Wednesday, May 14, 2014

death in ecstasy

     Life on planet Bubbles wasn't easy. I remember when we first landed. Our problems started when we were trying to land for the first time. We could not find a place to land. The whole planet was covered with bubbles. That's how the planet got its name.
     We were afraid the bubbles would be hazardous if we tried to land on them, so we went into orbit around the planet while we figured out what to do. In frustration our mechanic threw a wrench at the bubbles. Where the bubbles had been an enormous black hole opened up. The black hole swept us in like a vacuum cleaner. We were moved through the hole at very high speeds. We were going so fast that everything turned into bursts of color.
     Then we came to a rapid stop. Flower-covered valleys, rolling hills, gleaming lakes, sparkling rivers, and majestic mountains all around us. Under a cluster of daffodils we found the wrench the mechanic had thrown.
     One day, Joan, our sport's heroine, came running up to me yelling, "Come quickly. Humans have been spotted."
     "Wait, Joan," I said. "Let me find the rest of the crew. I'm sure they'd like to see the humans too."
     "They're waiting for you, sir." said Joan.
     I grabbed my coat and ran, ran as fast as I could, not watching for obstacles in my path, finally arriving at the canyon where Joan had spotted the humans. No one was visible anywhere.
     "Joan, this isn't funny," I said.
     "But it's true," she pleaded. "I swear to God it's true."
     We decided to split up into search parties.

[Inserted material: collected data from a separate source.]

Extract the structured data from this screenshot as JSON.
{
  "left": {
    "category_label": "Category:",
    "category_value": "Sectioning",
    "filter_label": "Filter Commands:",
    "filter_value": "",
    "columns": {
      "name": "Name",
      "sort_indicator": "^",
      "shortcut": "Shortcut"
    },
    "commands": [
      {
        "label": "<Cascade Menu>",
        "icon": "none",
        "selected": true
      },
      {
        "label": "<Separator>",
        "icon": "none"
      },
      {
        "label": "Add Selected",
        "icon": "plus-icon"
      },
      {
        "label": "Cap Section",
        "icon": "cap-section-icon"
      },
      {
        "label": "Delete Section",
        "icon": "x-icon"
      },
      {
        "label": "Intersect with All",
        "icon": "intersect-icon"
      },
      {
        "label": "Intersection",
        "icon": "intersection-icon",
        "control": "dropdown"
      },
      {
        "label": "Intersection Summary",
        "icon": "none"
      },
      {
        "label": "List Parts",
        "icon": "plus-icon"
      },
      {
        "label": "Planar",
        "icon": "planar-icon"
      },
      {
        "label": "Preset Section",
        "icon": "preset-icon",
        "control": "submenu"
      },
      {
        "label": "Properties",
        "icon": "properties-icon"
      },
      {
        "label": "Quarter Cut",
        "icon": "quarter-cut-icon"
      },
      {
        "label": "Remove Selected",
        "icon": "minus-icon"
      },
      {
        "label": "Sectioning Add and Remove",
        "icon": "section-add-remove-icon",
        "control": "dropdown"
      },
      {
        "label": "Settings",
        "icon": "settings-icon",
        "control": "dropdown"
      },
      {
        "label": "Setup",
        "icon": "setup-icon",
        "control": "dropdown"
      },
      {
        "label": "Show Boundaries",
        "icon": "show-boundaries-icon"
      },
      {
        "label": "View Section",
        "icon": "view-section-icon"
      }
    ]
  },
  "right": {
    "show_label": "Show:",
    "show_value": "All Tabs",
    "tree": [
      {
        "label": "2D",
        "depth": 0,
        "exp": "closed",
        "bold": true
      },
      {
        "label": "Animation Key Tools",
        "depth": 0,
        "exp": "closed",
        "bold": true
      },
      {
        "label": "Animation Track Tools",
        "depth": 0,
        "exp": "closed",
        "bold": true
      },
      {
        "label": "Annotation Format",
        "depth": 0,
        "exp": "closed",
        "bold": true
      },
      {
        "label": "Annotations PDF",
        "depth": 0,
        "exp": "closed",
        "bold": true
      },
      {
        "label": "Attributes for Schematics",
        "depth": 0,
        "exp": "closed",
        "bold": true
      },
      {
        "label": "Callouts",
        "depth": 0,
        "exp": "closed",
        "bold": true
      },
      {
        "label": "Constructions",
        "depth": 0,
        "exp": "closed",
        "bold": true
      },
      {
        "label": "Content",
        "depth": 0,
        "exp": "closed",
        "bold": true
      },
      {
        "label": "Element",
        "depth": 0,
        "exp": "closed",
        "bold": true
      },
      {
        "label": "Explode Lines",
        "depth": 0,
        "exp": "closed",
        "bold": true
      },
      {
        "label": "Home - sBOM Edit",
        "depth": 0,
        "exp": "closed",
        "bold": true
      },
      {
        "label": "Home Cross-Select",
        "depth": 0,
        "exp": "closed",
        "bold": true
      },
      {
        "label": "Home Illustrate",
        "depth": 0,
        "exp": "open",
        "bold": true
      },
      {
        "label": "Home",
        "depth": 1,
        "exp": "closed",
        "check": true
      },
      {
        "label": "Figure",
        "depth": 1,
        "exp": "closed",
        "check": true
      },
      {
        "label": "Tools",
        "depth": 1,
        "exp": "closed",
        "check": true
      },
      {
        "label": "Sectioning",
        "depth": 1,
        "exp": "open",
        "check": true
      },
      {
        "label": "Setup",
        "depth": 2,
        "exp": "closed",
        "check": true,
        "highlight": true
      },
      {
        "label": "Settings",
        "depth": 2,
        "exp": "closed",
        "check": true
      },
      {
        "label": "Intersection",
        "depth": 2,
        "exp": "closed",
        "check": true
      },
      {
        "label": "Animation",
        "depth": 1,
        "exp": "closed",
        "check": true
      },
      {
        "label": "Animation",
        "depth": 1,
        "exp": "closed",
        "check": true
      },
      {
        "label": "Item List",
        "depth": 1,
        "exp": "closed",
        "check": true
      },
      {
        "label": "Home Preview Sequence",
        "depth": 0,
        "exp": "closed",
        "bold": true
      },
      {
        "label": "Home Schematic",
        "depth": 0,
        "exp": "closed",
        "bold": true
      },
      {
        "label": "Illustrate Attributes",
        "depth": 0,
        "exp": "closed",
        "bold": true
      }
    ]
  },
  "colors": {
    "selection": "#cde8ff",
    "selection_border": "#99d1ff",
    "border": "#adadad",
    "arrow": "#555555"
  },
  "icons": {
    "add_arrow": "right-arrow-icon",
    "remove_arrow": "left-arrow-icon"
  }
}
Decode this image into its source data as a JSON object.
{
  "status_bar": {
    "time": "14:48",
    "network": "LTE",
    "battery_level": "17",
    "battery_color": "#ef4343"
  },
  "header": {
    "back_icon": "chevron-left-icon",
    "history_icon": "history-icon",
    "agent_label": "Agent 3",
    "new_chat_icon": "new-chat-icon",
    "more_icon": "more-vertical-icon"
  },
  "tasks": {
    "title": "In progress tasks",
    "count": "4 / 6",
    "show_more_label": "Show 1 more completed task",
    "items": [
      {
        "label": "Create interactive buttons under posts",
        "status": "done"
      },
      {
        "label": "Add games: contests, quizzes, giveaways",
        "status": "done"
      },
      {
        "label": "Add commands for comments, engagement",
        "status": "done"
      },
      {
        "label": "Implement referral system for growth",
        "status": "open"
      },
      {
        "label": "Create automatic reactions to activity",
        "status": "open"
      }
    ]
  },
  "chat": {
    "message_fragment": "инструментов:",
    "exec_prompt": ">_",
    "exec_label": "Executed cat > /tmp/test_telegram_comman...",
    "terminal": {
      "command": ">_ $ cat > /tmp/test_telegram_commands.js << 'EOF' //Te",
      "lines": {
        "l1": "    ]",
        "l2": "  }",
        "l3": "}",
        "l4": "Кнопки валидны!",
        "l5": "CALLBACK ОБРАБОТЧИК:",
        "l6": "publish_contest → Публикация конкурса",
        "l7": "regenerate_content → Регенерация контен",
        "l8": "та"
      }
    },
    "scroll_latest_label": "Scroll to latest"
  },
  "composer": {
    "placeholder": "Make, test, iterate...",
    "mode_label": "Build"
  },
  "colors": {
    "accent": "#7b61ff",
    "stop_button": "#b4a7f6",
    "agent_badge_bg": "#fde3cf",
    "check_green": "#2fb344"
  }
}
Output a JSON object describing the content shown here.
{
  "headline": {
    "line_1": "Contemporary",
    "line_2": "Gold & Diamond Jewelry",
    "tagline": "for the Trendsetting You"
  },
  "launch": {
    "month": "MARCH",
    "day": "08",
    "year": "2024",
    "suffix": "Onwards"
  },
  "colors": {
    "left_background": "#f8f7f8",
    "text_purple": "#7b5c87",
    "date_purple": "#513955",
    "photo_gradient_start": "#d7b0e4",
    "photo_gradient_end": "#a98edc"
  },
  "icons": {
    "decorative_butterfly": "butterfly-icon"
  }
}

Joan went North, I went South, Ben and Al headed East, and Esther followed the West trail.
     I found an interesting flower that had huge orange petals. A strange silver ball fell out of the flower. I picked it up and put it in my bag with the rest of my stuff. I walked about a quarter of a mile picking up things of value, such as fruit on the ground and water from a spring. Still, I saw no sign of humans.
     Esther and I met up three minutes later. She showed me some fruit she'd picked. We sat down on a stone to take a rest. We were both very tired. It occurred to me that it was not like Esther to be so weary. She's usually quite energetic. I knew something was wrong. She started to breathe hard. Sometimes she plays jokes, but this time she wasn't playing. She rolled off the stone and just lay there on the ground. Then she pushed her long black hair up with her hand.
     "What could be wrong?" I wondered. I didn't know what to do. I checked to see if her heart was still beating. It was beating faster than ever. I gave her my water. She couldn't swallow.
     Then I said, "Esther, did you eat or drink anything unusual?"
     "Yes." She was speaking so slowly. "Yes, I picked a fruit and ate it."
     I figured it was the fruit that had made her sick. There was only one kind of fruit on the planet, a fruit that grows on the ground. Someone must have poisoned it.
     There was no hope for Esther. She died two minutes later. I picked her up and laid her in a hole. Then I covered her with dirt I dug up with my bare hands. I placed the flower with the orange petals and the silver ball on the grave. Then I knelt, said a prayer and headed toward our shelter in the mountains.
     Meanwhile Joan, Ben and Al had met up. They were looking for Esther and me when they came across the grave with the orange flower.
     Joan asked about Esther. I told her what had happened. She ran into the shelter and cried. Ben and Al tried to comfort her.
     Movement in the trees. I thought it was an animal. So I picked up a spear and sneaked behind the trees.
     Turns out, it wasn't an animal. It was a human. He was holding a poison fruit. I raised my spear.
     Then I heard my mother yell, "Suppertime."
     I told my friend Robert, "Bye."
     We did not have time to finish playing our space game.